The compiler uses an expression in the sizeof operator to determine the type of the expression.

You could even write for example

printf("sizeof of ++x = %zu \n",sizeof(++x));

or

printf("sizeof of ++x + ++*y = %zu \n",sizeof( ++x + ++*y));

Neither object is changed in these calls of printf with expressions with the sizeof operator. The memory that occupied by the objects is not accessed..

Pay attention that you have to use the conversion specifier %zu instead of %d in calls of printf like

printf("sizeof of x = %zu \n",sizeof(x));

Otherwise using an invalid conversion specifier can invoke undefined behavior.

Also instead of using expressions in the sizeof operator you may use type specifiers.
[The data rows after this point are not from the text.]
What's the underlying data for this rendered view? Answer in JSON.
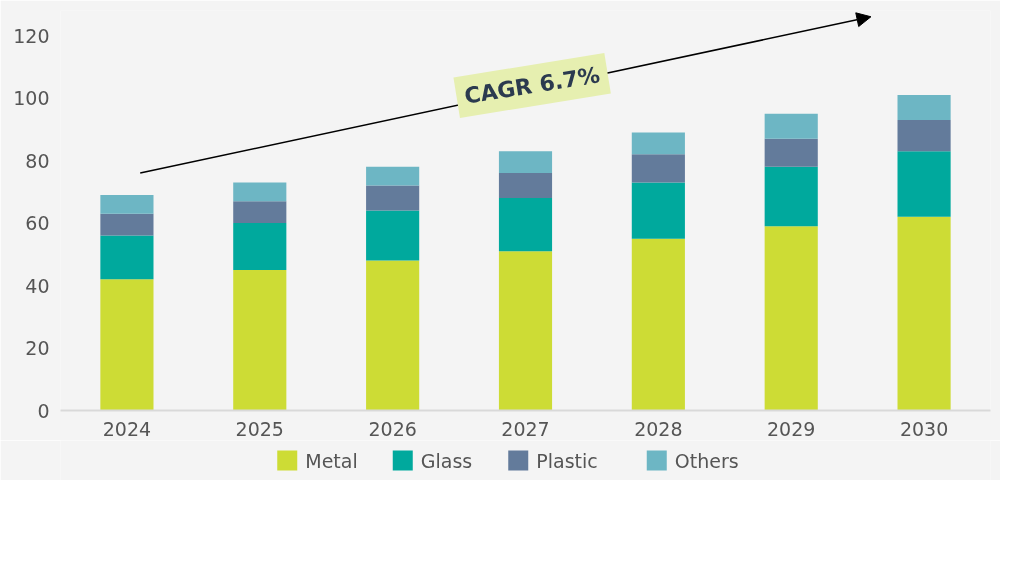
{
  "chart_data": {
    "type": "bar",
    "stacked": true,
    "categories": [
      "2024",
      "2025",
      "2026",
      "2027",
      "2028",
      "2029",
      "2030"
    ],
    "series": [
      {
        "name": "Metal",
        "color": "#cddc35",
        "values": [
          42,
          45,
          48,
          51,
          55,
          59,
          62
        ]
      },
      {
        "name": "Glass",
        "color": "#00a99d",
        "values": [
          14,
          15,
          16,
          17,
          18,
          19,
          21
        ]
      },
      {
        "name": "Plastic",
        "color": "#637b9b",
        "values": [
          7,
          7,
          8,
          8,
          9,
          9,
          10
        ]
      },
      {
        "name": "Others",
        "color": "#6db6c4",
        "values": [
          6,
          6,
          6,
          7,
          7,
          8,
          8
        ]
      }
    ],
    "ylim": [
      0,
      128
    ],
    "yticks": [
      0,
      20,
      40,
      60,
      80,
      100,
      120
    ],
    "grid": false,
    "legend": "bottom",
    "annotations": [
      "CAGR 6.7%"
    ]
  }
}
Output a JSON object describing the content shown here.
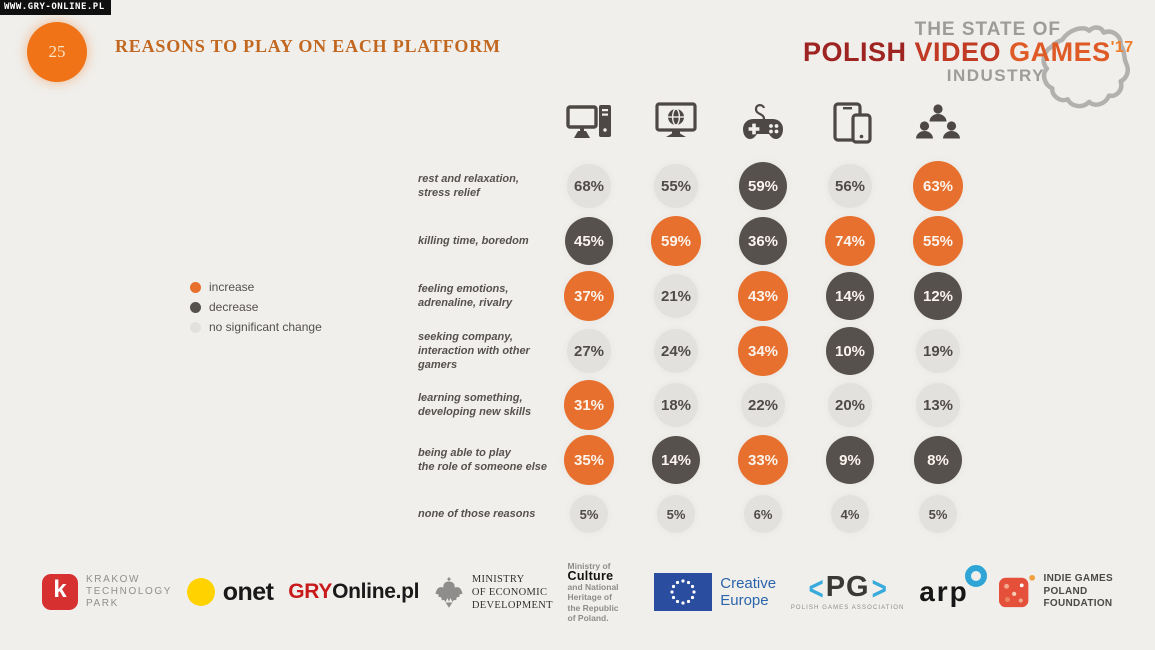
{
  "watermark": "WWW.GRY-ONLINE.PL",
  "header": {
    "page_number": "25",
    "title": "REASONS TO PLAY ON EACH PLATFORM"
  },
  "brand": {
    "line1": "THE STATE OF",
    "word1": "POLISH",
    "word2": "VIDEO",
    "word3": "GAMES",
    "year": "'17",
    "line3": "INDUSTRY"
  },
  "legend": {
    "items": [
      {
        "label": "increase",
        "color": "#e8702e"
      },
      {
        "label": "decrease",
        "color": "#57514e"
      },
      {
        "label": "no significant change",
        "color": "#e3e1de"
      }
    ]
  },
  "chart_data": {
    "type": "table",
    "title": "REASONS TO PLAY ON EACH PLATFORM",
    "legend_position": "left",
    "columns": [
      {
        "icon": "desktop-pc-icon"
      },
      {
        "icon": "browser-games-icon"
      },
      {
        "icon": "gamepad-console-icon"
      },
      {
        "icon": "mobile-devices-icon"
      },
      {
        "icon": "social-games-icon"
      }
    ],
    "status_colors": {
      "increase": "#e8702e",
      "decrease": "#57514e",
      "none": "#e3e1de"
    },
    "rows": [
      {
        "label_lines": [
          "rest and relaxation,",
          "stress relief"
        ],
        "values": [
          68,
          55,
          59,
          56,
          63
        ],
        "status": [
          "none",
          "none",
          "decrease",
          "none",
          "increase"
        ]
      },
      {
        "label_lines": [
          "killing time, boredom"
        ],
        "values": [
          45,
          59,
          36,
          74,
          55
        ],
        "status": [
          "decrease",
          "increase",
          "decrease",
          "increase",
          "increase"
        ]
      },
      {
        "label_lines": [
          "feeling emotions,",
          "adrenaline, rivalry"
        ],
        "values": [
          37,
          21,
          43,
          14,
          12
        ],
        "status": [
          "increase",
          "none",
          "increase",
          "decrease",
          "decrease"
        ]
      },
      {
        "label_lines": [
          "seeking company,",
          "interaction with other gamers"
        ],
        "values": [
          27,
          24,
          34,
          10,
          19
        ],
        "status": [
          "none",
          "none",
          "increase",
          "decrease",
          "none"
        ]
      },
      {
        "label_lines": [
          "learning something,",
          "developing new skills"
        ],
        "values": [
          31,
          18,
          22,
          20,
          13
        ],
        "status": [
          "increase",
          "none",
          "none",
          "none",
          "none"
        ]
      },
      {
        "label_lines": [
          "being able to play",
          "the role of someone else"
        ],
        "values": [
          35,
          14,
          33,
          9,
          8
        ],
        "status": [
          "increase",
          "decrease",
          "increase",
          "decrease",
          "decrease"
        ]
      },
      {
        "label_lines": [
          "none of those reasons"
        ],
        "values": [
          5,
          5,
          6,
          4,
          5
        ],
        "status": [
          "none",
          "none",
          "none",
          "none",
          "none"
        ],
        "small": true
      }
    ]
  },
  "footer": {
    "logos": {
      "ktp": {
        "mark": "k",
        "line1": "KRAKOW",
        "line2": "TECHNOLOGY",
        "line3": "PARK"
      },
      "onet": {
        "text": "onet"
      },
      "gryonline": {
        "red": "GRY",
        "black": "Online.pl"
      },
      "med": {
        "line1": "MINISTRY",
        "line2": "OF ECONOMIC",
        "line3": "DEVELOPMENT"
      },
      "mkidn": {
        "line1": "Ministry of",
        "line2": "Culture",
        "line3": "and National",
        "line4": "Heritage of",
        "line5": "the Republic",
        "line6": "of Poland."
      },
      "creative_europe": {
        "line1": "Creative",
        "line2": "Europe"
      },
      "pg": {
        "lb": "<",
        "text": "PG",
        "rb": ">",
        "sub": "POLISH GAMES ASSOCIATION"
      },
      "arp": {
        "text": "arp"
      },
      "igp": {
        "line1": "INDIE GAMES",
        "line2": "POLAND",
        "line3": "FOUNDATION"
      }
    }
  }
}
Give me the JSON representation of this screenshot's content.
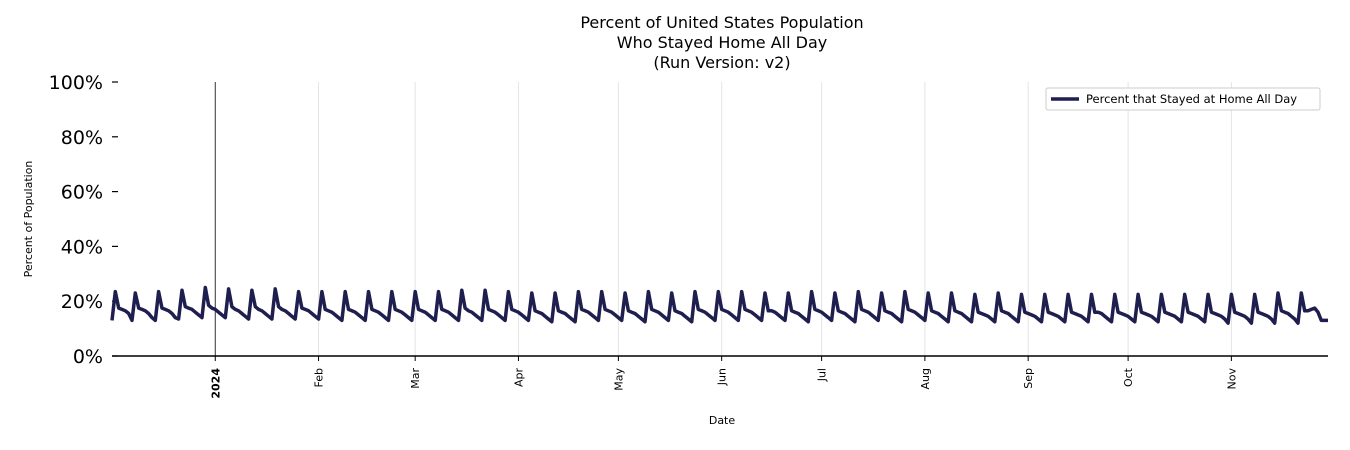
{
  "chart_data": {
    "type": "line",
    "title": [
      "Percent of United States Population",
      "Who Stayed Home All Day",
      "(Run Version: v2)"
    ],
    "xlabel": "Date",
    "ylabel": "Percent of Population",
    "ylim": [
      0,
      100
    ],
    "yticks": [
      "0%",
      "20%",
      "40%",
      "60%",
      "80%",
      "100%"
    ],
    "ytick_values": [
      0,
      20,
      40,
      60,
      80,
      100
    ],
    "xlim": [
      "2023-12-01",
      "2024-11-30"
    ],
    "xticks": [
      {
        "date": "2024-01-01",
        "label": "2024",
        "bold": true
      },
      {
        "date": "2024-02-01",
        "label": "Feb"
      },
      {
        "date": "2024-03-01",
        "label": "Mar"
      },
      {
        "date": "2024-04-01",
        "label": "Apr"
      },
      {
        "date": "2024-05-01",
        "label": "May"
      },
      {
        "date": "2024-06-01",
        "label": "Jun"
      },
      {
        "date": "2024-07-01",
        "label": "Jul"
      },
      {
        "date": "2024-08-01",
        "label": "Aug"
      },
      {
        "date": "2024-09-01",
        "label": "Sep"
      },
      {
        "date": "2024-10-01",
        "label": "Oct"
      },
      {
        "date": "2024-11-01",
        "label": "Nov"
      }
    ],
    "grid": "vertical, monthly",
    "legend_placement": "top-right",
    "series": [
      {
        "name": "Percent that Stayed at Home All Day",
        "color": "#1f1f4f",
        "x_start": "2023-12-01",
        "frequency": "daily",
        "values": [
          13.0,
          23.5,
          17.5,
          17.0,
          16.5,
          15.5,
          13.0,
          23.0,
          17.5,
          17.0,
          16.5,
          15.5,
          14.0,
          13.0,
          23.5,
          17.5,
          17.0,
          16.5,
          15.5,
          14.0,
          13.5,
          24.0,
          18.0,
          17.5,
          17.0,
          16.0,
          15.0,
          14.0,
          25.0,
          18.5,
          17.5,
          17.0,
          16.0,
          15.0,
          14.0,
          24.5,
          18.0,
          17.0,
          16.5,
          15.5,
          14.5,
          13.5,
          24.0,
          18.0,
          17.0,
          16.5,
          15.5,
          14.5,
          13.5,
          24.5,
          18.0,
          17.0,
          16.5,
          15.5,
          14.5,
          13.5,
          23.5,
          17.5,
          17.0,
          16.5,
          15.5,
          14.5,
          13.5,
          23.5,
          17.0,
          16.5,
          16.0,
          15.0,
          14.0,
          13.0,
          23.5,
          17.0,
          16.5,
          16.0,
          15.0,
          14.0,
          13.0,
          23.5,
          17.0,
          16.5,
          16.0,
          15.0,
          14.0,
          13.0,
          23.5,
          17.0,
          16.5,
          16.0,
          15.0,
          14.0,
          13.0,
          23.5,
          17.0,
          16.5,
          16.0,
          15.0,
          14.0,
          13.0,
          23.5,
          17.0,
          16.5,
          16.0,
          15.0,
          14.0,
          13.0,
          24.0,
          17.5,
          16.5,
          16.0,
          15.0,
          14.0,
          13.0,
          24.0,
          17.0,
          16.5,
          16.0,
          15.0,
          14.0,
          13.0,
          23.5,
          17.0,
          16.5,
          16.0,
          15.0,
          14.0,
          13.0,
          23.0,
          16.5,
          16.0,
          15.5,
          14.5,
          13.5,
          12.5,
          23.0,
          16.5,
          16.0,
          15.5,
          14.5,
          13.5,
          12.5,
          23.5,
          17.0,
          16.5,
          16.0,
          15.0,
          14.0,
          13.0,
          23.5,
          17.0,
          16.5,
          16.0,
          15.0,
          14.0,
          13.0,
          23.0,
          16.5,
          16.0,
          15.5,
          14.5,
          13.5,
          12.5,
          23.5,
          17.0,
          16.5,
          16.0,
          15.0,
          14.0,
          13.0,
          23.0,
          16.5,
          16.0,
          15.5,
          14.5,
          13.5,
          12.5,
          23.5,
          17.0,
          16.5,
          16.0,
          15.0,
          14.0,
          13.0,
          23.5,
          17.0,
          16.5,
          16.0,
          15.0,
          14.0,
          13.0,
          23.5,
          17.0,
          16.5,
          16.0,
          15.0,
          14.0,
          13.0,
          23.0,
          16.5,
          16.5,
          16.0,
          15.0,
          14.0,
          13.0,
          23.0,
          16.5,
          16.0,
          15.5,
          14.5,
          13.5,
          12.5,
          23.5,
          17.0,
          16.5,
          16.0,
          15.0,
          14.0,
          13.0,
          23.0,
          16.5,
          16.0,
          15.5,
          14.5,
          13.5,
          12.5,
          23.5,
          17.0,
          16.5,
          16.0,
          15.0,
          14.0,
          13.0,
          23.0,
          16.5,
          16.0,
          15.5,
          14.5,
          13.5,
          12.5,
          23.5,
          17.0,
          16.5,
          16.0,
          15.0,
          14.0,
          13.0,
          23.0,
          16.5,
          16.0,
          15.5,
          14.5,
          13.5,
          12.5,
          23.0,
          16.5,
          16.0,
          15.5,
          14.5,
          13.5,
          12.5,
          22.5,
          16.0,
          15.5,
          15.0,
          14.5,
          13.5,
          12.5,
          23.0,
          16.5,
          16.0,
          15.5,
          14.5,
          13.5,
          12.5,
          22.5,
          16.0,
          15.5,
          15.0,
          14.5,
          13.5,
          12.5,
          22.5,
          16.0,
          15.5,
          15.0,
          14.5,
          13.5,
          12.5,
          22.5,
          16.0,
          15.5,
          15.0,
          14.5,
          13.5,
          12.5,
          22.5,
          16.0,
          16.0,
          15.5,
          14.5,
          13.5,
          12.5,
          22.5,
          16.0,
          15.5,
          15.0,
          14.5,
          13.5,
          12.5,
          22.5,
          16.0,
          15.5,
          15.0,
          14.5,
          13.5,
          12.5,
          22.5,
          16.0,
          15.5,
          15.0,
          14.5,
          13.5,
          12.5,
          22.5,
          16.0,
          15.5,
          15.0,
          14.5,
          13.5,
          12.5,
          22.5,
          16.0,
          15.5,
          15.0,
          14.5,
          13.5,
          12.0,
          22.5,
          16.0,
          15.5,
          15.0,
          14.5,
          13.5,
          12.0,
          22.5,
          16.0,
          15.5,
          15.0,
          14.5,
          13.5,
          12.0,
          23.0,
          16.5,
          16.0,
          15.5,
          14.5,
          13.5,
          12.0,
          23.0,
          16.5,
          16.5,
          17.0,
          17.5,
          16.0,
          13.0,
          13.0,
          13.0
        ]
      }
    ]
  }
}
printf("sizeof of x = %zu \n",sizeof int );

If you would declare a variable length array then the sizeof operator is evaluated at run-time (that is it is required to determine the number of elements in the array that can be done only at run-time) each time the control achieves an expression with the sizeof operator with a variable length array.

Consider this simple demonstration program

#include <stdio.h>

int main( void )
{
    for ( size_t n = 1; n < 6; ++n )
    {
        int a[n];
 
        printf( "sizeof( a ) = %zu\n", sizeof( a ) );
    }
}

Its output might look like

sizeof( a ) = 4
sizeof( a ) = 8
sizeof( a ) = 12
sizeof( a ) = 16
sizeof( a ) = 20

As for the memory allocation then for each object with automatic storage duration memory is allocated when the object is declared.